WISSENSCHAFT UND BILDUNG
Marsboden lässt Gase zirkulieren
Baku, den 3. Dezember (AZERTAG). Auf dem Mars passen Luftdruck und Boden so perfekt zusammen, dass eine gewaltige Gaspumpe entsteht. Forscher aus Duisburg entdeckten den Effekt bei einem Experiment im freien Fall.
Der Boden des Planeten Mars funktioniert wie eine globale Umwälzpumpe. Das zeigen Experimente Duisburger Forscher unter Schwerelosigkeit im Bremer Fallturm. Der Marsboden wälze Gasschichten von wenigstens einigen Zentimetern Dicke ober- und unterirdisch in nur einigen Sekunden bis Minuten effizient um, berichten die Wissenschaftler um Caroline de Beule von der Universität Duisburg-Essen im britischen Fachblatt „Nature Physics“.
Entscheidend für die Funktion der natürlichen Luftpumpe ist demnach die Kombination aus geringem Atmosphärendruck des Roten Planeten und der richtigen Korngröße des Marsstaubs. Die Kohlendioxidatmosphäre des Mars hat nur einen mittleren Druck von 6 Millibar (mbar) und ist damit rund 150 Mal dünner als die Erdatmosphäre mit 1013 Millibar. Bei einer Temperatur von minus 55 Grad Celsius können sich die individuellen Gasmoleküle der Marsatmosphäre durchschnittlich 0,01 Millimeter frei bewegen, bevor sie mit dem nächsten Molekül zusammenstoßen.
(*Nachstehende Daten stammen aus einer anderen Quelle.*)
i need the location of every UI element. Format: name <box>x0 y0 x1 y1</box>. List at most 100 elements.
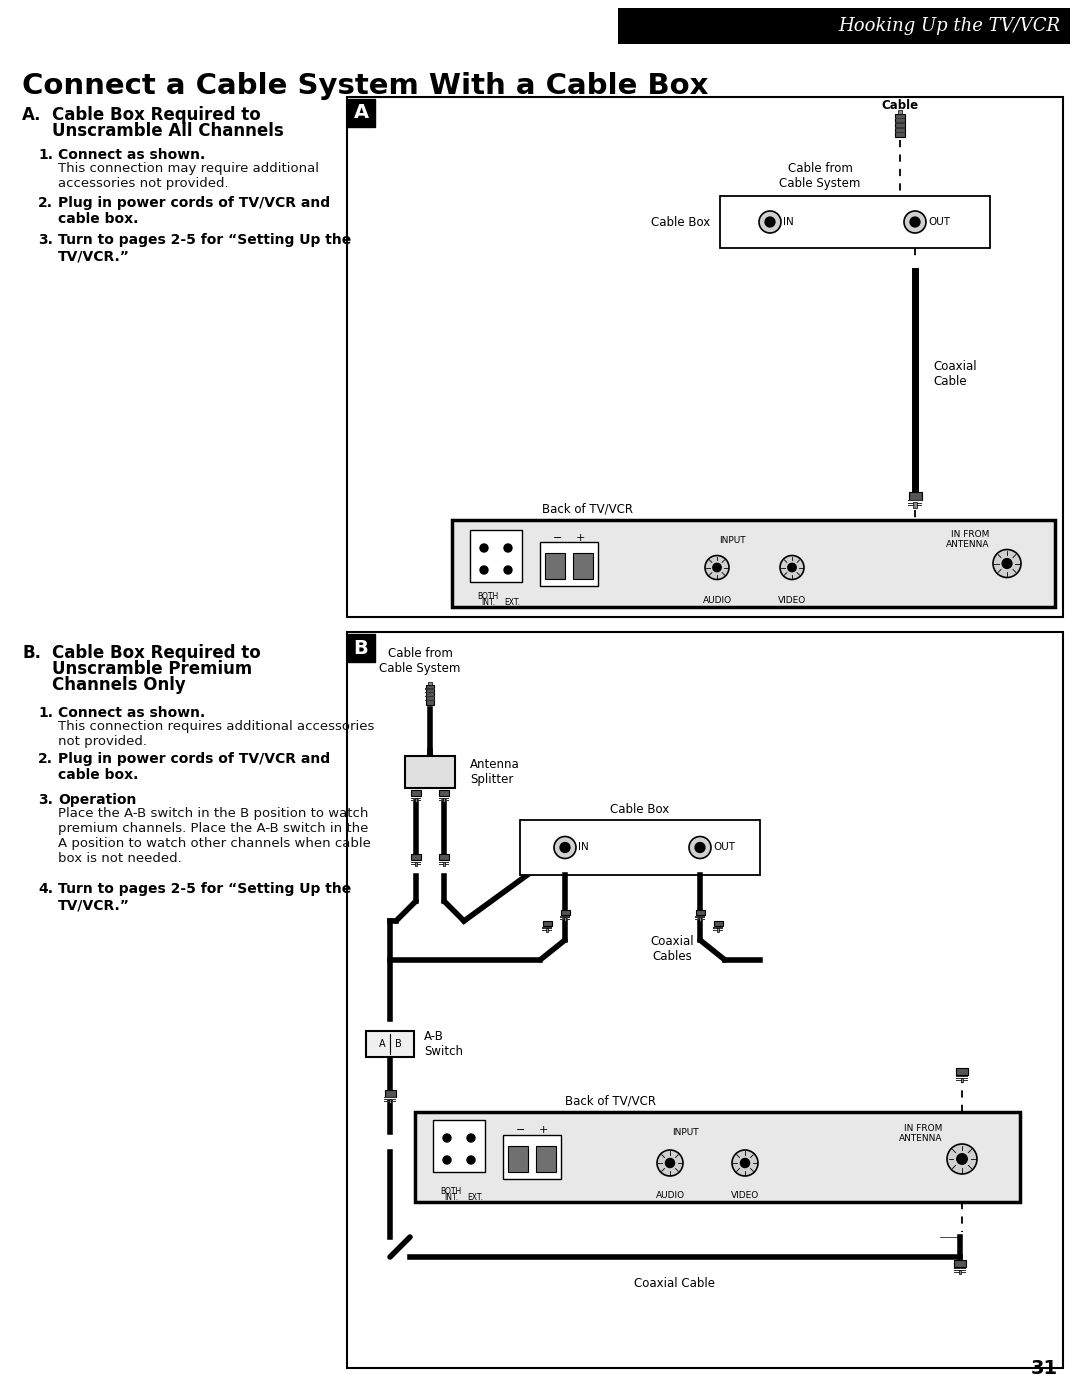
Circle shape <box>480 566 488 574</box>
Circle shape <box>993 549 1021 577</box>
Bar <box>959 1270 961 1274</box>
Text: Antenna
Splitter: Antenna Splitter <box>470 759 519 787</box>
Text: AUDIO: AUDIO <box>702 597 731 605</box>
Bar <box>545 552 565 578</box>
Bar <box>573 552 593 578</box>
Circle shape <box>732 1150 758 1176</box>
Text: Cable Box: Cable Box <box>610 803 670 816</box>
Text: Operation: Operation <box>58 793 136 807</box>
Text: 3.: 3. <box>38 233 53 247</box>
Circle shape <box>910 217 920 226</box>
Circle shape <box>467 1155 475 1164</box>
Bar <box>347 96 1063 617</box>
Bar <box>415 798 417 802</box>
Circle shape <box>467 1134 475 1141</box>
Circle shape <box>554 837 576 859</box>
Circle shape <box>665 1158 675 1168</box>
Bar <box>954 1260 966 1267</box>
Bar <box>914 503 917 507</box>
Bar <box>427 685 434 705</box>
Bar <box>411 854 421 861</box>
Text: Coaxial Cable: Coaxial Cable <box>635 1277 715 1289</box>
Text: IN FROM
ANTENNA: IN FROM ANTENNA <box>899 1125 942 1143</box>
Text: Back of TV/VCR: Back of TV/VCR <box>542 503 633 515</box>
Circle shape <box>741 1158 750 1168</box>
Text: +: + <box>538 1125 548 1134</box>
Text: EXT.: EXT. <box>504 598 519 608</box>
Text: Cable Box: Cable Box <box>651 215 710 229</box>
Text: EXT.: EXT. <box>467 1193 483 1201</box>
Text: IN FROM
ANTENNA: IN FROM ANTENNA <box>945 529 989 549</box>
Bar <box>411 789 421 796</box>
Text: A: A <box>353 103 368 123</box>
Text: VIDEO: VIDEO <box>778 597 806 605</box>
Bar <box>405 756 455 788</box>
Bar <box>956 1067 968 1076</box>
Bar <box>453 520 1055 608</box>
Circle shape <box>689 837 711 859</box>
Circle shape <box>904 211 926 233</box>
Circle shape <box>787 563 796 571</box>
Text: INPUT: INPUT <box>718 536 745 545</box>
Circle shape <box>443 1134 451 1141</box>
Circle shape <box>480 543 488 552</box>
Bar <box>384 1090 395 1097</box>
Bar <box>561 909 569 915</box>
Text: 4.: 4. <box>38 882 53 895</box>
Text: IN: IN <box>783 217 794 226</box>
Bar <box>618 8 1070 43</box>
Text: Cable Box Required to: Cable Box Required to <box>52 106 260 124</box>
Text: Connect as shown.: Connect as shown. <box>58 148 205 162</box>
Bar <box>894 123 905 124</box>
Bar <box>347 631 1063 1368</box>
Bar <box>908 492 921 500</box>
Text: B: B <box>353 638 368 658</box>
Bar <box>366 1031 414 1058</box>
Text: AUDIO: AUDIO <box>656 1192 685 1200</box>
Text: A-B
Switch: A-B Switch <box>424 1030 463 1058</box>
Bar <box>347 634 375 662</box>
Bar <box>540 542 598 585</box>
Bar <box>699 918 701 921</box>
Bar <box>542 921 552 926</box>
Bar <box>545 928 548 932</box>
Bar <box>347 99 375 127</box>
Bar <box>508 1146 528 1172</box>
Text: A.: A. <box>22 106 41 124</box>
Bar <box>438 789 449 796</box>
Bar <box>443 862 445 866</box>
Text: Cable from
Cable System: Cable from Cable System <box>379 647 461 675</box>
Circle shape <box>957 1154 968 1164</box>
Text: INPUT: INPUT <box>672 1127 699 1137</box>
Circle shape <box>780 556 804 580</box>
Bar <box>720 196 990 249</box>
Text: B: B <box>394 1039 402 1049</box>
Text: BOTH: BOTH <box>477 592 499 601</box>
Bar <box>470 529 522 583</box>
Text: Coaxial
Cable: Coaxial Cable <box>933 360 976 388</box>
Text: Turn to pages 2-5 for “Setting Up the
TV/VCR.”: Turn to pages 2-5 for “Setting Up the TV… <box>58 882 351 912</box>
Text: Unscramble Premium: Unscramble Premium <box>52 659 253 678</box>
Text: Place the A-B switch in the B position to watch
premium channels. Place the A-B : Place the A-B switch in the B position t… <box>58 807 370 865</box>
Bar <box>894 127 905 129</box>
Text: 31: 31 <box>1031 1359 1058 1377</box>
Text: OUT: OUT <box>713 842 735 852</box>
Text: 2.: 2. <box>38 752 53 766</box>
Bar <box>433 1120 485 1172</box>
Text: Connect a Cable System With a Cable Box: Connect a Cable System With a Cable Box <box>22 73 708 101</box>
Circle shape <box>504 566 512 574</box>
Text: Connect as shown.: Connect as shown. <box>58 705 205 719</box>
Text: A: A <box>379 1039 386 1049</box>
Bar <box>519 820 760 875</box>
Text: −: − <box>516 1125 526 1134</box>
Circle shape <box>947 1144 977 1173</box>
Bar <box>894 131 905 133</box>
Bar <box>429 682 432 685</box>
Text: IN: IN <box>578 842 589 852</box>
Circle shape <box>561 842 570 852</box>
Text: Plug in power cords of TV/VCR and
cable box.: Plug in power cords of TV/VCR and cable … <box>58 196 330 226</box>
Circle shape <box>759 211 781 233</box>
Circle shape <box>443 1155 451 1164</box>
Circle shape <box>657 1150 683 1176</box>
Circle shape <box>713 563 721 571</box>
Diese mittlere freie Weglänge sei gerade vergleichbar mit der Korn- und der Porengröße im Boden des Roten Planeten, schreiben die Forscher. Ein seit langem bekanntes Konzept besage, dass eine Pore unter diesen Umständen als effiziente Pumpe funktionieren könne, wenn an ihren beiden Seiten unterschiedliche Temperaturen herrschten. Dieser Temperaturunterschied, der nur leicht sein muss, kann etwa durch unterschiedliche Sonneneinstrahlung hervorgerufen werden.
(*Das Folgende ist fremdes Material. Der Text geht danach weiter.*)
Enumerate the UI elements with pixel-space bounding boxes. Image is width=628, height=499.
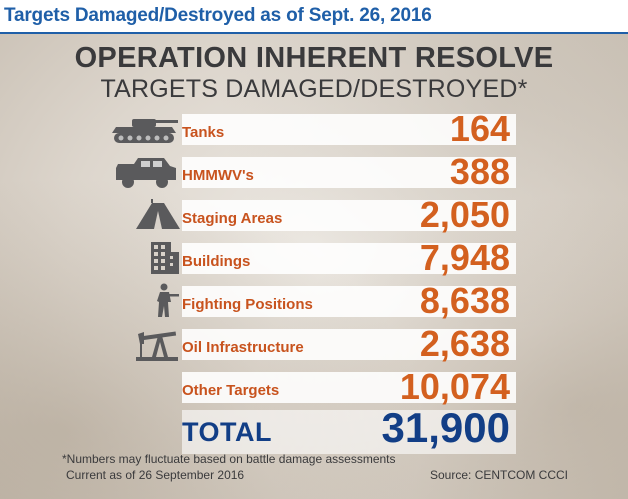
target-value: 7,948 <box>419 237 510 278</box>
building-icon <box>148 240 180 276</box>
infographic-title: OPERATION INHERENT RESOLVE <box>74 42 554 74</box>
row-band <box>182 243 516 274</box>
infographic-subtitle: TARGETS DAMAGED/DESTROYED* <box>100 75 528 103</box>
target-value: 164 <box>449 108 510 149</box>
total-band <box>182 410 516 454</box>
target-label: Staging Areas <box>182 210 283 227</box>
target-label: Buildings <box>182 253 251 270</box>
oil-pump-icon <box>134 326 180 362</box>
target-value: 2,638 <box>419 323 510 364</box>
total-value: 31,900 <box>381 404 510 451</box>
infographic-panel: OPERATION INHERENT RESOLVE TARGETS DAMAG… <box>0 34 628 499</box>
target-label: Tanks <box>182 124 225 141</box>
row-band <box>182 372 516 403</box>
target-label: Fighting Positions <box>182 296 313 313</box>
target-value: 388 <box>449 151 510 192</box>
row-band <box>182 200 516 231</box>
target-row: Other Targets 10,074 <box>112 366 516 407</box>
target-value: 10,074 <box>399 366 510 407</box>
page-title: Targets Damaged/Destroyed as of Sept. 26… <box>4 5 432 26</box>
tank-icon <box>112 111 180 147</box>
footnote: *Numbers may fluctuate based on battle d… <box>62 452 396 466</box>
target-row: Tanks 164 <box>112 108 516 149</box>
target-row: Buildings 7,948 <box>112 237 516 278</box>
row-band <box>182 286 516 317</box>
total-label: TOTAL <box>182 417 272 447</box>
target-label: HMMWV's <box>182 167 254 184</box>
row-band <box>182 329 516 360</box>
source-note: Source: CENTCOM CCCI <box>430 468 569 482</box>
target-label: Oil Infrastructure <box>182 339 304 356</box>
target-row: HMMWV's 388 <box>112 151 516 192</box>
row-band <box>182 114 516 145</box>
page-header: Targets Damaged/Destroyed as of Sept. 26… <box>0 0 628 34</box>
target-row: Fighting Positions 8,638 <box>112 280 516 321</box>
target-value: 8,638 <box>419 280 510 321</box>
target-value: 2,050 <box>419 194 510 235</box>
target-row: Staging Areas 2,050 <box>112 194 516 235</box>
target-label: Other Targets <box>182 382 280 399</box>
humvee-icon <box>114 154 178 190</box>
current-as-of: Current as of 26 September 2016 <box>66 468 245 482</box>
tent-icon <box>134 197 182 233</box>
target-row: Oil Infrastructure 2,638 <box>112 323 516 364</box>
soldier-icon <box>152 283 180 319</box>
row-band <box>182 157 516 188</box>
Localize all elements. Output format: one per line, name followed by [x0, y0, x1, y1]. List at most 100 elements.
Einzigartig im Sonnensystem - Die Wissenschaftler stellten die Bedingungen des Mars mit gemahlenem Basalt nach, dessen Körnchen bis zu 0,125 Millimeter groß waren. Da die thermische Konvektion, also der Aufstieg warmer und das Absinken kalter Luft, einen sehr viel größeren Einfluss hat und die Boden-Luftpumpe so maskiert, führten die Forscher ihre Versuche im Bremer Fallturm durch, in dem der freie Fall jeweils rund neun Sekunden lang Experimente unter Schwerelosigkeit ermöglicht. In der Schwerelosigkeit gibt es kein Oben und Unten und daher auch keine Konvektion.
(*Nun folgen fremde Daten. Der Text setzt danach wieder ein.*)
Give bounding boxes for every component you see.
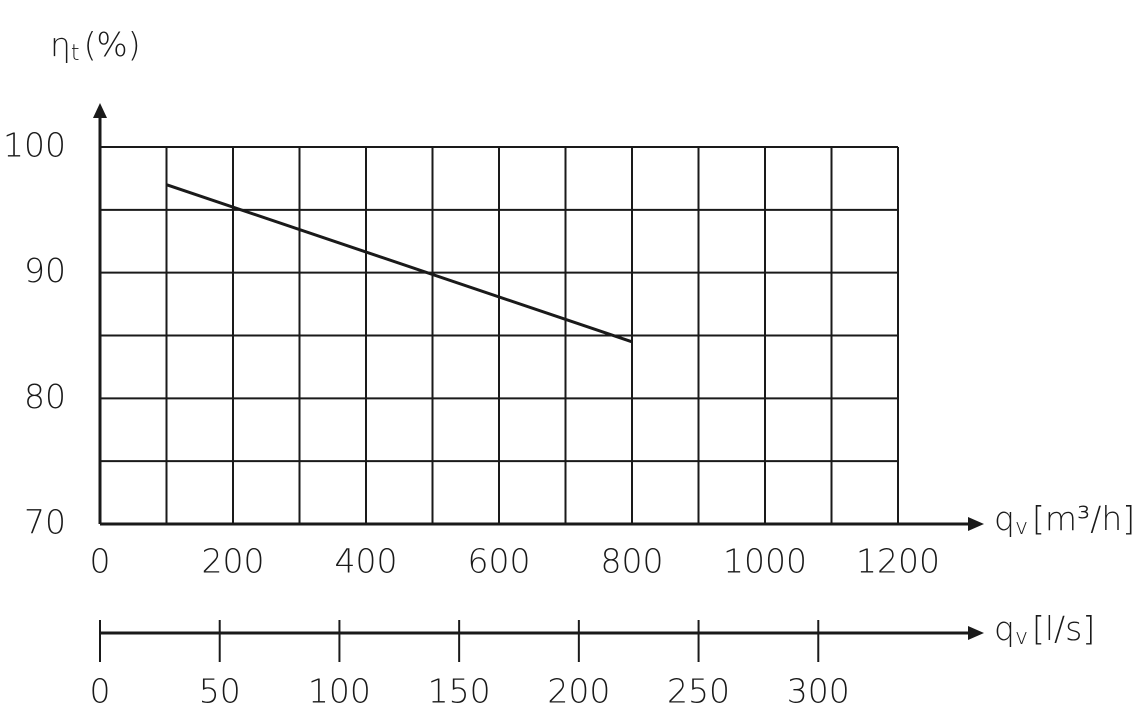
- x2-tick-label: 150: [428, 672, 491, 711]
- y-label-symbol: η: [50, 25, 71, 64]
- x2-tick-label: 250: [667, 672, 730, 711]
- x2-axis-label: qv [l/s]: [994, 609, 1095, 651]
- x-tick-label: 600: [468, 542, 531, 581]
- x2-tick-label: 200: [547, 672, 610, 711]
- x-tick-label: 1200: [856, 542, 940, 581]
- x-label-sub: v: [1015, 515, 1028, 540]
- x-tick-label: 800: [601, 542, 664, 581]
- x-tick-label: 1000: [723, 542, 807, 581]
- x-label-unit: [m³/h]: [1032, 499, 1135, 538]
- x-axis-arrow: [968, 517, 984, 531]
- data-line: [166, 183, 633, 344]
- y-label-unit: (%): [84, 25, 141, 64]
- x-axis-label: qv [m³/h]: [994, 499, 1135, 541]
- x2-tick-label: 300: [787, 672, 850, 711]
- y-tick-label: 100: [3, 126, 66, 165]
- y-label-sub: t: [71, 41, 80, 66]
- x2-axis-arrow: [968, 626, 984, 640]
- x-label-symbol: q: [994, 499, 1015, 538]
- x2-label-symbol: q: [994, 609, 1015, 648]
- x-tick-label: 200: [202, 542, 265, 581]
- y-tick-label: 90: [24, 251, 66, 290]
- y-tick-label: 70: [24, 503, 66, 542]
- y-axis-arrow: [93, 103, 107, 118]
- x2-tick-label: 50: [199, 672, 241, 711]
- x2-tick-label: 0: [90, 672, 111, 711]
- x2-tick-label: 100: [308, 672, 371, 711]
- x2-label-unit: [l/s]: [1032, 609, 1095, 648]
- y-axis-label: ηt (%): [50, 25, 141, 67]
- x-tick-label: 400: [335, 542, 398, 581]
- y-tick-label: 80: [24, 377, 66, 416]
- x2-label-sub: v: [1015, 625, 1028, 650]
- x-tick-label: 0: [90, 542, 111, 581]
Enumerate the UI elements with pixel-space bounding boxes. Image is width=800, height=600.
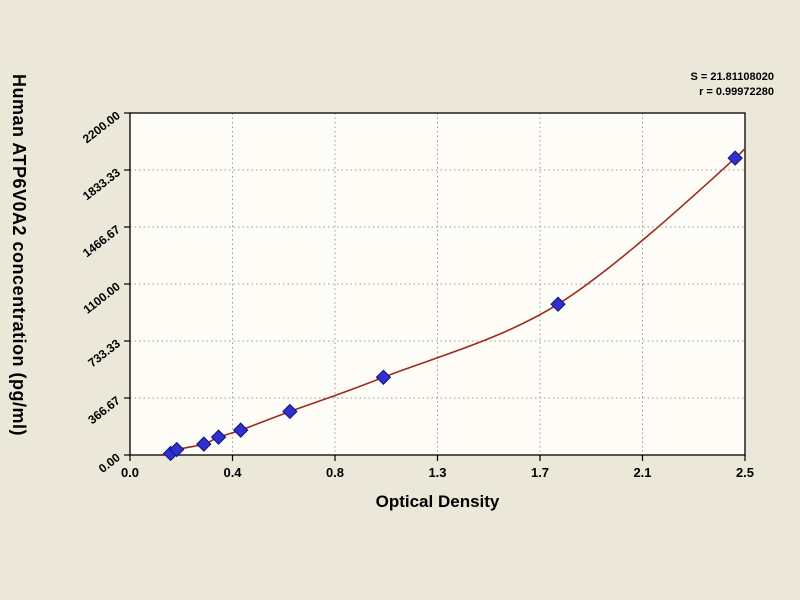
data-point-marker (169, 441, 185, 458)
data-point-marker (550, 296, 566, 312)
fit-statistics: S = 21.81108020 r = 0.99972280 (691, 70, 775, 100)
y-tick-label: 0.00 (96, 450, 123, 476)
plot-border (129, 112, 746, 456)
data-point-marker (727, 150, 743, 166)
x-tick-label: 0.0 (121, 465, 139, 480)
data-point-marker (196, 436, 212, 452)
fit-stat-s: S = 21.81108020 (690, 71, 775, 83)
x-tick-label: 0.4 (223, 465, 242, 480)
data-point-marker (210, 429, 227, 445)
y-tick-label: 366.67 (85, 393, 123, 427)
x-axis-title: Optical Density (375, 492, 500, 511)
y-tick-label: 1466.67 (80, 222, 123, 260)
x-tick-label: 2.1 (633, 465, 651, 480)
y-tick-label: 2200.00 (80, 108, 123, 146)
x-tick-label: 1.7 (531, 465, 549, 480)
data-point-marker (232, 422, 249, 438)
x-tick-label: 0.8 (326, 465, 344, 480)
y-axis-title: Human ATP6V0A2 concentration (pg/ml) (9, 73, 29, 437)
y-tick-label: 1100.00 (81, 279, 124, 317)
x-tick-label: 1.3 (428, 465, 446, 480)
data-point-marker (375, 369, 392, 385)
data-point-marker (282, 403, 298, 420)
y-tick-label: 733.33 (85, 336, 123, 370)
fit-stat-r: r = 0.99972280 (699, 86, 774, 98)
x-tick-label: 2.5 (736, 465, 754, 480)
y-tick-label: 1833.33 (80, 165, 123, 203)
Anhand von winzigen Staubpartikeln konnten die Wissenschaftler den Gasfluss im Experiment verfolgen und stellten fest, dass er mindestens zwei Zentimeter tief in den porösen Boden reicht. Scheint die Sonne auf den Marsboden, werde so Gas aus kühleren, tieferen Schichten an die Oberfläche gepumpt, schreiben die Forscher. Ebenso werde beispielsweise Gas in schattigen Bereichen eingesogen. Die mittlere Fließgeschwindigkeit des Kohlendioxids auf dem Mars in dieser Pumpe berechneten die Wissenschaftler auf 1,6 Zentimeter pro Sekunde.
Die Gaspumpe könne damit auf dem Mars der dominante Transportprozess für unterirdischen Wasserdampf in die Marsatmosphäre sein. Mars besitzt Wassereis im Boden, und verdampfende Wassermoleküle könnten von dem Kohlendioxidstrom durch den Boden mitgerissen werden. Die bislang nicht beachtete Gaspumpe wäre einzigartig im Sonnensystem, betonen de Beule und ihre Kollegen. Etwas Vergleichbares sei weder von der Erde noch von irgendeinem anderen Planeten im Sonnensystem bekannt.